2014-03-07 / In the News

Civic Center officials save nameplates

Nearly 2,000 were sold as part of a 1976-77 fundraiser and were fastened to seatbacks
By Michael Kelley Staff Writer

PORTLAND — A new renovated Cumberland County Civic Center has been open to the public for nearly three weeks now, ushering in a new era for the 37-year-old arena. But part of the building’s history still sits in a series of Ziploc bags in a corner of the arena.

As a way to help fund the $7 million cost of the Civic Center (equivalent to $32 million in 2013 dollars), back in the mid-1970s, Civic Center officials offered the public an opportunity to purchase nameplates to remember or honor loved ones.

The nameplates were on the seats for thousands of concerts, shows and basketball and hockey games until last year, when all of the arena’s seats were removed and replaced.

Mark Werner, the Civic Center’s box office manager, whose first job with the arena was to organize and keep financials for the name-the-seat campaign, said the project started in fall 1976 and ended in June 1977. He estimates nearly 2,000 seats were adorned with nameplates.

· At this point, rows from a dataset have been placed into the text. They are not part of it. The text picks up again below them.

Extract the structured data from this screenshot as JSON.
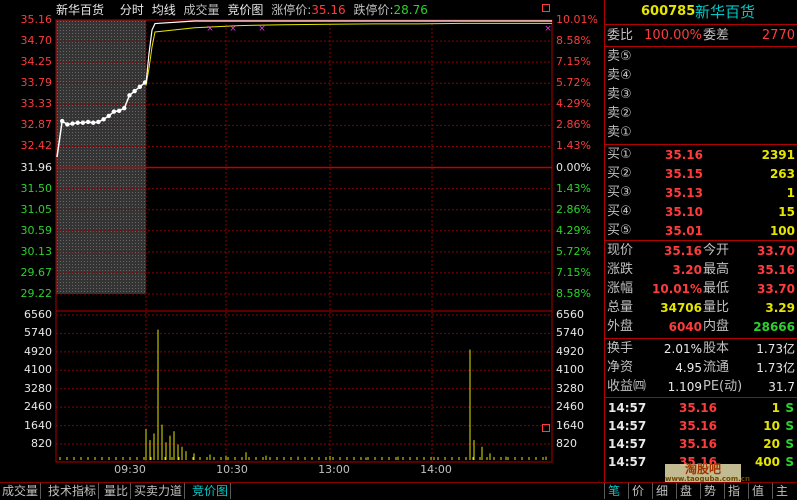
{
  "chart_header": {
    "stock_name": "新华百货",
    "tab_intraday": "分时",
    "tab_avg": "均线",
    "tab_volume": "成交量",
    "tab_auction": "竞价图",
    "limit_up_label": "涨停价:",
    "limit_up_value": "35.16",
    "limit_down_label": "跌停价:",
    "limit_down_value": "28.76"
  },
  "colors": {
    "up": "#ff3b3b",
    "down": "#2cd22c",
    "price_line": "#ffffff",
    "avg_line": "#e5e500",
    "volume_bar": "#e5e500",
    "grid": "#8a0000",
    "auction_bg": "#3a3a3a",
    "accent": "#00c8c8"
  },
  "chart_data": [
    {
      "type": "line",
      "name": "intraday-price",
      "x_ticks": [
        "09:30",
        "10:30",
        "13:00",
        "14:00"
      ],
      "y_ticks_price": [
        "35.16",
        "34.70",
        "34.25",
        "33.79",
        "33.33",
        "32.87",
        "32.42",
        "31.96",
        "31.50",
        "31.05",
        "30.59",
        "30.13",
        "29.67",
        "29.22"
      ],
      "y_ticks_pct": [
        "10.01%",
        "8.58%",
        "7.15%",
        "5.72%",
        "4.29%",
        "2.86%",
        "1.43%",
        "0.00%",
        "1.43%",
        "2.86%",
        "4.29%",
        "5.72%",
        "7.15%",
        "8.58%"
      ],
      "ylim": [
        28.76,
        35.16
      ],
      "prev_close": 31.96,
      "auction_points": [
        31.96,
        32.8,
        32.72,
        32.74,
        32.76,
        32.76,
        32.78,
        32.76,
        32.78,
        32.84,
        32.92,
        33.02,
        33.04,
        33.1,
        33.4,
        33.5,
        33.6,
        33.7
      ],
      "trading_series": [
        {
          "name": "price",
          "values": [
            33.7,
            34.4,
            34.95,
            35.1,
            35.16,
            35.16,
            35.16,
            35.16,
            35.16,
            35.16,
            35.16,
            35.16,
            35.16
          ]
        },
        {
          "name": "average",
          "values": [
            33.7,
            34.1,
            34.6,
            34.95,
            35.05,
            35.1,
            35.12,
            35.13,
            35.14,
            35.14,
            35.15,
            35.15,
            35.15
          ]
        }
      ]
    },
    {
      "type": "bar",
      "name": "volume",
      "y_ticks": [
        "6560",
        "5740",
        "4920",
        "4100",
        "3280",
        "2460",
        "1640",
        "820"
      ],
      "ylim": [
        0,
        6560
      ],
      "bars": [
        {
          "t": 0,
          "v": 1400
        },
        {
          "t": 1,
          "v": 900
        },
        {
          "t": 2,
          "v": 1200
        },
        {
          "t": 3,
          "v": 5900
        },
        {
          "t": 4,
          "v": 1600
        },
        {
          "t": 5,
          "v": 800
        },
        {
          "t": 6,
          "v": 1100
        },
        {
          "t": 7,
          "v": 1300
        },
        {
          "t": 8,
          "v": 700
        },
        {
          "t": 9,
          "v": 600
        },
        {
          "t": 10,
          "v": 400
        },
        {
          "t": 12,
          "v": 300
        },
        {
          "t": 16,
          "v": 250
        },
        {
          "t": 20,
          "v": 200
        },
        {
          "t": 25,
          "v": 350
        },
        {
          "t": 30,
          "v": 200
        },
        {
          "t": 38,
          "v": 150
        },
        {
          "t": 46,
          "v": 180
        },
        {
          "t": 55,
          "v": 120
        },
        {
          "t": 63,
          "v": 150
        },
        {
          "t": 72,
          "v": 130
        },
        {
          "t": 81,
          "v": 5000
        },
        {
          "t": 82,
          "v": 900
        },
        {
          "t": 84,
          "v": 600
        },
        {
          "t": 86,
          "v": 300
        },
        {
          "t": 90,
          "v": 150
        },
        {
          "t": 100,
          "v": 150
        }
      ]
    }
  ],
  "panel": {
    "code": "600785",
    "name": "新华百货",
    "weibi_label": "委比",
    "weibi_value": "100.00%",
    "weicha_label": "委差",
    "weicha_value": "2770",
    "sells": [
      "卖⑤",
      "卖④",
      "卖③",
      "卖②",
      "卖①"
    ],
    "buys": [
      {
        "label": "买①",
        "price": "35.16",
        "vol": "2391"
      },
      {
        "label": "买②",
        "price": "35.15",
        "vol": "263"
      },
      {
        "label": "买③",
        "price": "35.13",
        "vol": "1"
      },
      {
        "label": "买④",
        "price": "35.10",
        "vol": "15"
      },
      {
        "label": "买⑤",
        "price": "35.01",
        "vol": "100"
      }
    ],
    "quote": [
      {
        "l1": "现价",
        "v1": "35.16",
        "l2": "今开",
        "v2": "33.70"
      },
      {
        "l1": "涨跌",
        "v1": "3.20",
        "l2": "最高",
        "v2": "35.16"
      },
      {
        "l1": "涨幅",
        "v1": "10.01%",
        "l2": "最低",
        "v2": "33.70"
      },
      {
        "l1": "总量",
        "v1": "34706",
        "l2": "量比",
        "v2": "3.29"
      },
      {
        "l1": "外盘",
        "v1": "6040",
        "l2": "内盘",
        "v2": "28666"
      }
    ],
    "fund": [
      {
        "l1": "换手",
        "v1": "2.01%",
        "l2": "股本",
        "v2": "1.73亿"
      },
      {
        "l1": "净资",
        "v1": "4.95",
        "l2": "流通",
        "v2": "1.73亿"
      },
      {
        "l1": "收益㈣",
        "v1": "1.109",
        "l2": "PE(动)",
        "v2": "31.7"
      }
    ],
    "ticks": [
      {
        "time": "14:57",
        "price": "35.16",
        "vol": "1",
        "side": "S"
      },
      {
        "time": "14:57",
        "price": "35.16",
        "vol": "10",
        "side": "S"
      },
      {
        "time": "14:57",
        "price": "35.16",
        "vol": "20",
        "side": "S"
      },
      {
        "time": "14:57",
        "price": "35.16",
        "vol": "400",
        "side": "S"
      }
    ],
    "watermark_top": "淘股吧",
    "watermark_bottom": "www.taoguba.com.cn"
  },
  "bottom_tabs": [
    "成交量",
    "技术指标",
    "量比",
    "买卖力道",
    "竞价图"
  ],
  "right_tabs": [
    "笔",
    "价",
    "细",
    "盘",
    "势",
    "指",
    "值",
    "主"
  ]
}
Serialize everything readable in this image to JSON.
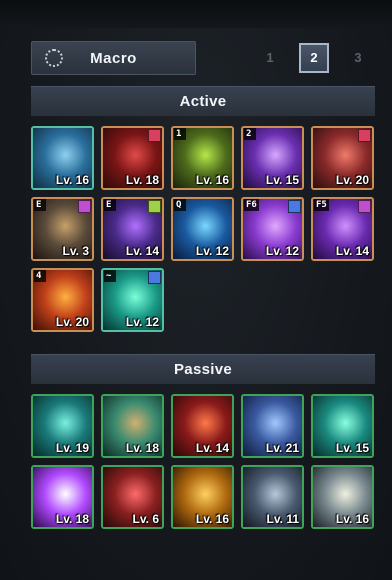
{
  "macro": {
    "label": "Macro",
    "icon": "dotted-circle-icon"
  },
  "pages": [
    "1",
    "2",
    "3"
  ],
  "active_page": "2",
  "active_section": {
    "title": "Active",
    "skills": [
      {
        "name": "skill-wind-slash",
        "level": "Lv. 16",
        "hotkey": "",
        "badge": "",
        "colors": [
          "#8fd0f0",
          "#2a6f9c",
          "#0f2b40"
        ]
      },
      {
        "name": "skill-blade-rain",
        "level": "Lv. 18",
        "hotkey": "",
        "badge": "#d94060",
        "colors": [
          "#e24a4a",
          "#7a1515",
          "#2a0a0a"
        ]
      },
      {
        "name": "skill-green-lash",
        "level": "Lv. 16",
        "hotkey": "1",
        "badge": "",
        "colors": [
          "#b6e84a",
          "#4d6b1c",
          "#1a220c"
        ]
      },
      {
        "name": "skill-void-crescent",
        "level": "Lv. 15",
        "hotkey": "2",
        "badge": "",
        "colors": [
          "#d6a8ff",
          "#6a2fb0",
          "#1e0c38"
        ]
      },
      {
        "name": "skill-shield-charge",
        "level": "Lv. 20",
        "hotkey": "",
        "badge": "#d94060",
        "colors": [
          "#f07a6a",
          "#8a2a2a",
          "#2a0e0e"
        ]
      },
      {
        "name": "skill-dark-knight",
        "level": "Lv. 3",
        "hotkey": "E",
        "badge": "#c04fd0",
        "colors": [
          "#c6a06a",
          "#5a4a3a",
          "#1a1410"
        ]
      },
      {
        "name": "skill-shadow-warrior",
        "level": "Lv. 14",
        "hotkey": "E",
        "badge": "#9ed04a",
        "colors": [
          "#b070ff",
          "#4a2a8a",
          "#150c28"
        ]
      },
      {
        "name": "skill-frost-sigil",
        "level": "Lv. 12",
        "hotkey": "Q",
        "badge": "",
        "colors": [
          "#7ad8ff",
          "#1a5aa0",
          "#0a1a38"
        ]
      },
      {
        "name": "skill-arcane-blade",
        "level": "Lv. 12",
        "hotkey": "F6",
        "badge": "#4a7ae0",
        "colors": [
          "#e0a8ff",
          "#8a3ad0",
          "#280e48"
        ]
      },
      {
        "name": "skill-phantom-sword",
        "level": "Lv. 14",
        "hotkey": "F5",
        "badge": "#c04fd0",
        "colors": [
          "#d090ff",
          "#6a2ab0",
          "#200c3a"
        ]
      },
      {
        "name": "skill-flame-wave",
        "level": "Lv. 20",
        "hotkey": "4",
        "badge": "",
        "colors": [
          "#ffb040",
          "#c0401a",
          "#3a0e08"
        ]
      },
      {
        "name": "skill-jade-vortex",
        "level": "Lv. 12",
        "hotkey": "~",
        "badge": "#4a7ae0",
        "colors": [
          "#7affd8",
          "#1a9a88",
          "#08302c"
        ]
      }
    ]
  },
  "passive_section": {
    "title": "Passive",
    "skills": [
      {
        "name": "passive-spirit-aura",
        "level": "Lv. 19",
        "colors": [
          "#7af0e0",
          "#1a7a7a",
          "#082828"
        ]
      },
      {
        "name": "passive-guardian-shield",
        "level": "Lv. 18",
        "colors": [
          "#d0b070",
          "#3a8a70",
          "#0a2a24"
        ]
      },
      {
        "name": "passive-blood-rage",
        "level": "Lv. 14",
        "colors": [
          "#ff7a4a",
          "#8a1a1a",
          "#2a0808"
        ]
      },
      {
        "name": "passive-iron-will",
        "level": "Lv. 21",
        "colors": [
          "#a0c8ff",
          "#3a5aa0",
          "#0e1a38"
        ]
      },
      {
        "name": "passive-tranquil-mind",
        "level": "Lv. 15",
        "colors": [
          "#8affe0",
          "#1a8a80",
          "#082a28"
        ]
      },
      {
        "name": "passive-astral-burst",
        "level": "Lv. 18",
        "colors": [
          "#ffffff",
          "#b04aff",
          "#2a0a48"
        ]
      },
      {
        "name": "passive-war-cry",
        "level": "Lv. 6",
        "colors": [
          "#ff6a6a",
          "#8a2020",
          "#200808"
        ]
      },
      {
        "name": "passive-golden-knight",
        "level": "Lv. 16",
        "colors": [
          "#ffd060",
          "#b06a10",
          "#2a1404"
        ]
      },
      {
        "name": "passive-steel-armor",
        "level": "Lv. 11",
        "colors": [
          "#b8c8d8",
          "#4a5a70",
          "#10161e"
        ]
      },
      {
        "name": "passive-holy-guard",
        "level": "Lv. 16",
        "colors": [
          "#f0f0e0",
          "#7a8a90",
          "#1a2024"
        ]
      }
    ]
  }
}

“It was a $100 cost. People could name their seat,” Warner said. “They could dedicate it to someone or in memory of (someone).”

Despite previous upgrades to arena seating, those nameplates, Warner said, stayed on the seats until last year, when 5,778 seats from North Berwick’s Hussey Seating were installed.

Now Civic Center officials are determining the best way to honor that history.

“We removed them all and they have been alphabetized as best we can,” said Roberta Wright, the Civic Center’s director of event services. “We are not exactly sure what we are going to do with them yet.”

Wright said Civic Center officials might hand them over to the Maine College of Art, which is located across the street, for its students to create some sort of art piece.

“We were very conscious of that history. It was painstaking to take those plaques off. It would have been easier to let them go with the seats, but Steve Crane, our general manager, had the foresight to not let that happen,” Wright said. “It is a good thing we were thinking about that history.”

Wright said some of the original seat sponsors have requested their nameplates back, but some sort of public display of the plaques is likely.

Warner said it is unfeasible to return many of the nameplates because the addresses for the people who purchased the seats originally may have changed.

An art piece featuring the nameplates, Werner said, “would be kind of cool.”

Wright said a final decision on what to do with the nameplates will have to wait a little bit longer.

“It’s something that is down the road at least until we get the operation up and running smoothly,” Wright said.

A new round of nameplates may be coming to the Civic Center seats. Wright said there has been some discussion of reintroducing the seat sponsorship program as a way to “offset some of the costs of buying the new seats.”